The last hour shifts tone a bit. With all the intros firmly in place, The Hateful Eight turns into something of a mystery. Warren comes to believe that one of the others in the haberdashery is acting in cahoots with Daisy, planning to rescue her by killing everyone else. He attempts to suss out the guilty party, which leads to suspicion, which leads to anger, which leads to a bloodbath. Tarantino's movies often focus on people who are at odds, with tensions boiling over in hyper-violent ways. That definitely happens once again. Watching Warren try to figure out who he can and cannot trust is pure Tarantino bliss, as is the way the story continually plays with what you think you know about the characters.

At the same time that you're enjoying many of the filmmaker's distinct touches, it's hard to not recognize that something is slightly amiss. Much has been made of the fact that The Hateful Eight debuted in a “roadshow” version, complete with a 15-minute intermission. That's indicative of the problem. This is Tarantino indulging in his own Tarantino-ness. There's no logical reason for this movie to be nearly three hours long, except that he married himself to the idea of a big, grand, shot-on-70mm epic. Nothing about this story is particularly epic; in fact, it's actually quite intimate. Consequently, things often feel stretched out much longer than they need to be. Whereas Tarantino's best films make long running times feel short, The Hateful Eight is long and feels long. Some little touches are off, too. Even in the wide-release multiplex cut, you can tell where the intermission was. The director himself delivers a distracting narration informing the audience of what's happened in the gap. That narration is in no way necessary, and it ends up feeling narcissistic.

The Hateful Eight also has a bit of a mean streak. Daisy is repeatedly (endlessly) referred to by all the other characters as a “bitch” or a “crazy bitch,” and there's a running joke about her getting beaten, smacked, and otherwise abused by the male characters, particularly Ruth. It feels uncomfortably sadistic after a while. Similarly, Warren is frequently called “nigger,” a word Tarantino has always had a bizarre fascination with. Yes, it's appropriate to the story's time period, yet it's used as a flourish, not as a historical accuracy.

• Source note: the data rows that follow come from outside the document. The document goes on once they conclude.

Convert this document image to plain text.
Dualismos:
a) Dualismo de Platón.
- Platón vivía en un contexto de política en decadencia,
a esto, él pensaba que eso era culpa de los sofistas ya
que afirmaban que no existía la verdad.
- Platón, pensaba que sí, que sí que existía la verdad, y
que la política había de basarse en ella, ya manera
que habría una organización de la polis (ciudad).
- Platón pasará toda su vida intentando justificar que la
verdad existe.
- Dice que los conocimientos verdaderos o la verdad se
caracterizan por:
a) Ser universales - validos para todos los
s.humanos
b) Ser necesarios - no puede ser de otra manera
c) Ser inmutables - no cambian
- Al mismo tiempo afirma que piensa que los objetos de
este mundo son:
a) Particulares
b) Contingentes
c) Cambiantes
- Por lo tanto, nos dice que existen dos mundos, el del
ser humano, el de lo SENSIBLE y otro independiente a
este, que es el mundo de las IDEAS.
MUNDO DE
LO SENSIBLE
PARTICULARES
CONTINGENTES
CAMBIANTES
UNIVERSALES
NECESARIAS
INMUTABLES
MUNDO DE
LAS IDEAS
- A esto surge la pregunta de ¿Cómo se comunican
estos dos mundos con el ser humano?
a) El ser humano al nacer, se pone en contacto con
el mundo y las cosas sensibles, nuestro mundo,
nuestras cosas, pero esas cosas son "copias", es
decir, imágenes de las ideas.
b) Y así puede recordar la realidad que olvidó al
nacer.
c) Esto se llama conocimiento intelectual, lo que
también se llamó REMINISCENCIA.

The violence in the last hour is nastier than normal, too, which is saying a lot considering the level typically found in Tarantino's work. The director is far more graphic than he needs to be in showing faces getting blown off or people meeting other grisly fates. “Hateful” is in the title for a reason; still, it often plays like Tarantino is getting off on what he can do, rather than on what's most effective for the story. Perhaps it wouldn't have seemed as extreme without all the racial and sexist speech. Together, it's overload.

While there are some real flaws in the picture, The Hateful Eight is nonetheless worthy for its terrific performances (especially from Jennifer Jason Leigh, who magnificently steals every scene), beautiful Robert Richardson cinematography, and uniquely transfixing Tarantino plotting. This is certainly not a bad film by any stretch of the imagination. I suspect time will not be kind to it, though. For the first time, we see the director getting a bit blinded by the glory of his own style. Whereas, say, Inglorious Basterds is self-assured, The Hateful Eight teeters on being self-impressed. That's not a great look for Tarantino, even if his strengths as a filmmaker end up partially saving the day.

( out of four)

The Hateful Eight is rated R for strong bloody violence, a scene of violent sexual content, language and some graphic nudity. The running time is 2 hours and 47 minutes.